KUALA LUMPUR, 11 MARCH 2009 –A second stimulus package worth US$16.2 (RM60) billion is expected to soften the impact of the global economic downturn by stimulating demand in Malaysia’s export-driven economy, says Malaysia’s deputy prime minister and finance minister, Datuk Seri Najib Razak
Najib says that this second mini budget would be spent over the next two years and that US$16.2 (RM60) billion accounts for 9 per cent of GDP (gross domestic product) and would raise the budget deficit to 7.6 per cent of GDP this year.
The economy may contract up to 1 per cent, down from 3.5 per cent growth estimated earlier, says Najib, who is expected to replace prime minister Datuk Seri Abdullah Badawi by the end of March.
"The implementation of such a large stimulus package is unprecedented in the nation's economic history," Najib told parliament. The stimulus included US$811,000 (RM3 billion) in tax incentives, US$2.7 (RM10) billion of equity investments, and US$4.05 (RM15) billion in fiscal injections, as well as US$6.76 (RM25) billion in guaranteed funds.
Najib said that US$2.71 (RM10) billion of the US$4.05 (RM15) billion fiscal injection would be spent in 2009 and the balance in 2010. "The government is confident that the strategies and measures outlined in this stimulus package are comprehensive to prevent our economy from slipping into deep recession.

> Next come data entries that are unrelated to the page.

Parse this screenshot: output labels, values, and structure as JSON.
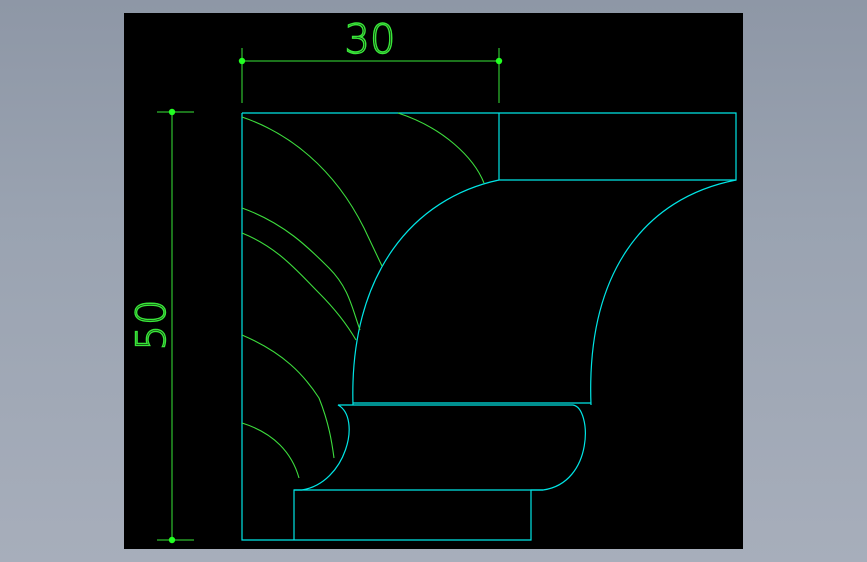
{
  "drawing": {
    "dimensions": {
      "width_value": "30",
      "height_value": "50"
    },
    "colors": {
      "background": "#000000",
      "outline": "#00e5e5",
      "carving": "#3ddc3d",
      "dimension": "#39e639",
      "grip": "#22ff22"
    }
  }
}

In November last year, the Malaysian government announced a first stimulus package worth US$1.89 (RM7) billion.
PIKOM commends stimulus package
PIKOM (the National ICT Association of Malaysia) chairman, David Wong Nan Fay, commended the stimulus package. “The just-announced mini-budget is a step in the right direction. The toughest time for the economy may manifest between the third and fourth quarter of 2009, and depending on how much worse things can get, the government may need to come up with further pump-priming measures.”
Wong said that PIKOM’s call to make broadband more efficient and easily accessible has been answered in this mini-budget via the RM3 billion (US$0.81 billion) allocated to government investment agency Khazanah to facilitate and improve broadband infrastructure via its subsidiary.
“Additionally, RM2.4 billion (US$0.65 billion) has also been provided to government regulator MCMC (Malaysian Communications and Multimedia Commission) to facilitate broadband community centres in rural areas.
"This will certainly help in achieving the 50 per cent penetration rate by end 2010 and in return acculturate the citizens to adopt e-commerce and drive demand for the content industry, both key elements of a knowledge-based economy.”
More bang wanted
However, Wong said that the mini-budget seemed to lack a sufficient ‘big bang’ impact as that does not address certain short term needs immediately. “This is especially with regard to putting more money into everyone’s pockets to immediately boost consumer spending. The need to focus on domestic demand is all the more important and urgent in order to stimulate growth.”
MDeC: new package will produce more knowledge workers
Government agency Multimedia Development Corporation (MDeC) chief executive officer, Dato' Badlisham Ghazali said the second stimulus package for the next two years would help spur the economy. "One key component of the package includes re-skilling, which has always been a relentless endeavour by MDeC."
"We also believe the package will have a more direct impact in boosting the ICT (information and communications technology) industry, especially in an effort to produce more knowledge workers as well as ICT entrepreneurs," said Badlisham. "MDeC, the driver of the MSC Malaysia initiative, is cooperating with the Ministry of Human Resources (MOHR) and Ministry of Higher Learning (MOHL) to help retrenched workers and Intitute of Higher Learning graduates who are looking for jobs."
"MDeC has put together programmes to assist the retrenched workers to undergo re-skilling, by encouraging their participation in the existing MSC Malaysia programme that has been enhanced to accommodate them, particularly in the area of outsourcing and creative multimedia," added Badlisham.
He said that these programmes included the MSC Malaysia Undergraduate Skills (USP), MSC Malaysia Undergraduate Apprenticeship and Development Programme (UGRAD), MSC Malaysia Graduate Trainee Programme (GTP) and MSC Malaysia Job Camp (JC). "In addition, the Shared Services and Outsourcing (SSO) industry, the Creative Multimedia Content and Call Centres are examples of ICT sectors that the workers could find suitable jobs in," he said.
"Alternatively, those with ICT-based ideas that can turn it into a viable business and also apply for the MSC Malaysia Pre-Seed Fund programme which offers up to RM150,000 (US$41, 000)," said Badlisham.
"To date, a total amount of 214 individuals and start-up companies have already received up to a maximum of RM150, 000 (US$41, 000) each from the MSC Malaysia Pre-Seed Fund. To date, more than RM30 million has been given out since the programme started in 2006," he added.